A glimpse of Darwin's Archipelago

NCSE is pleased to offer a free preview (PDF) of Steve Jones's The Darwin Archipelago: The Naturalist's Career Beyond Origin of Species (Yale University Press, 2011). The preview consists of the first two pages of each of the nine chapters — "The Queen's Orang-Utan," "The Green Tyrannosaurs," "Shock and Awe," "The Triumph of the Well Bred," "The Domestic Ape," "The Thinking Plant," "A Perfect Fowl," "Where the Bee Sniffs," and "The Worms Crawl In" — and thus conveys a sense of how Jones approaches his task of exploring and updating the more obscure works in Darwin's oeuvre, from The Various Contrivances by which Orchids are Fertilised by Insects to The Formation of Vegetable Mould, through the Action of Worms.
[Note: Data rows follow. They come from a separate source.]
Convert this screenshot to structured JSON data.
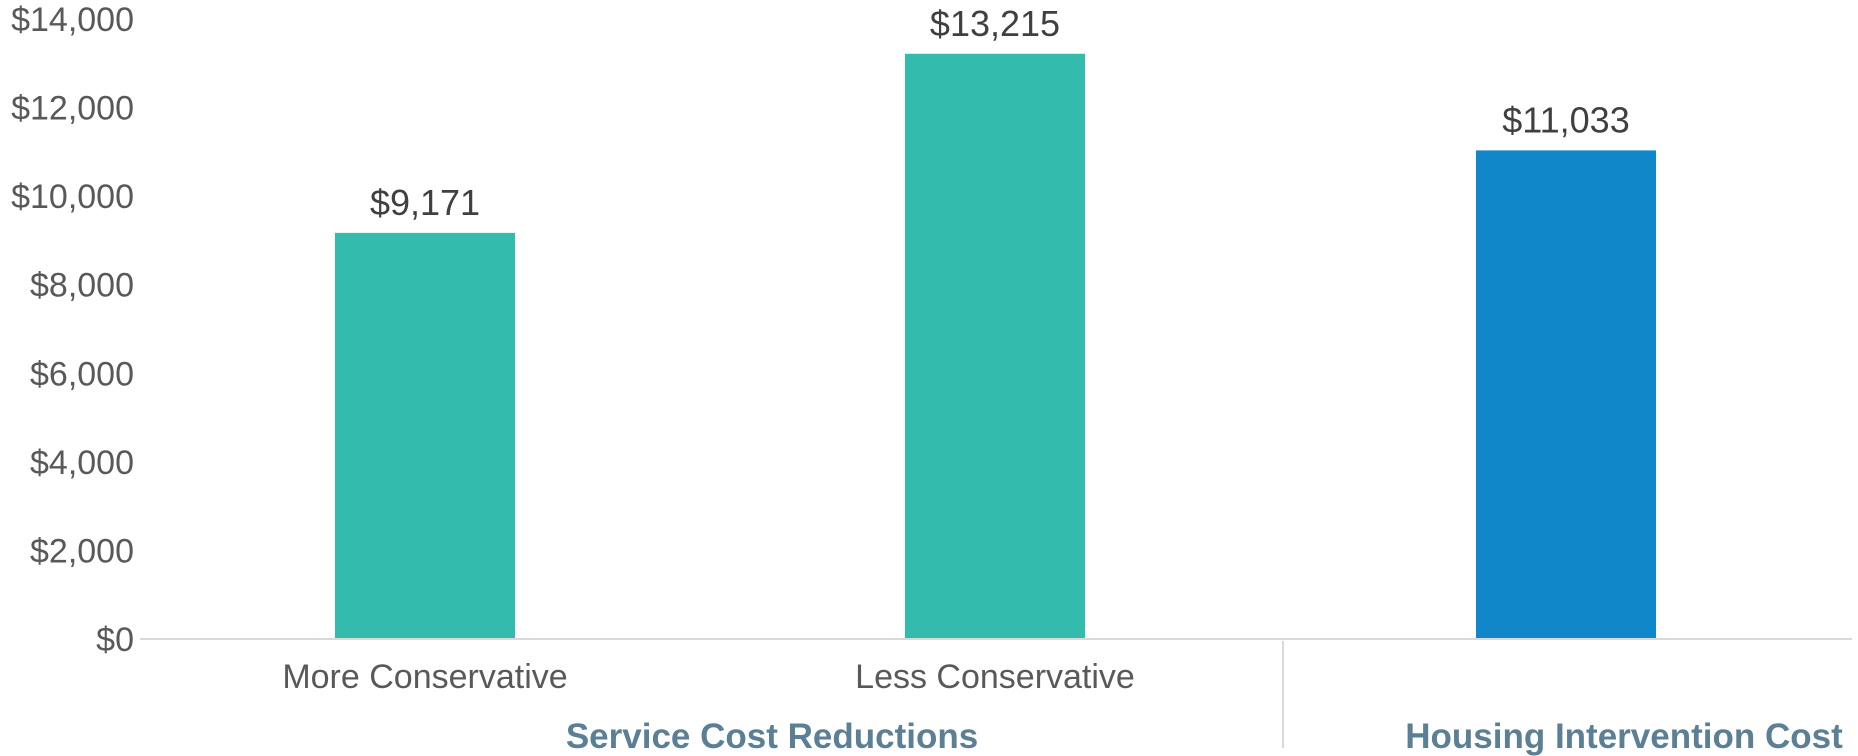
{
  "chart_data": {
    "type": "bar",
    "categories": [
      "More Conservative",
      "Less Conservative",
      ""
    ],
    "values": [
      9171,
      13215,
      11033
    ],
    "value_labels": [
      "$9,171",
      "$13,215",
      "$11,033"
    ],
    "bar_colors": [
      "#33bbad",
      "#33bbad",
      "#0f87c8"
    ],
    "groups": [
      {
        "label": "Service Cost Reductions",
        "categories": [
          0,
          1
        ]
      },
      {
        "label": "Housing Intervention Cost",
        "categories": [
          2
        ]
      }
    ],
    "y_ticks": [
      0,
      2000,
      4000,
      6000,
      8000,
      10000,
      12000,
      14000
    ],
    "y_tick_labels": [
      "$0",
      "$2,000",
      "$4,000",
      "$6,000",
      "$8,000",
      "$10,000",
      "$12,000",
      "$14,000"
    ],
    "ylim": [
      0,
      14000
    ],
    "grid": false,
    "legend": "none",
    "title": "",
    "xlabel": "",
    "ylabel": ""
  }
}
The publisher writes, "Charles Darwin is of course best known for The Voyage of the Beagle and The Origin of Species. But he produced many other books over his long career, exploring specific aspects of the theory of evolution by natural selection in greater depth. The eminent evolutionary biologist Steve Jones uses these lesser-known works as springboards to examine how their essential ideas have generated whole fields of modern biology. ... Through this delightful introduction to Darwin's oeuvre, one begins to see Darwin's role in biology as resembling Einstein's in physics: he didn't have one brilliant idea but many and in fact made some seminal contribution to practically every field of evolutionary study."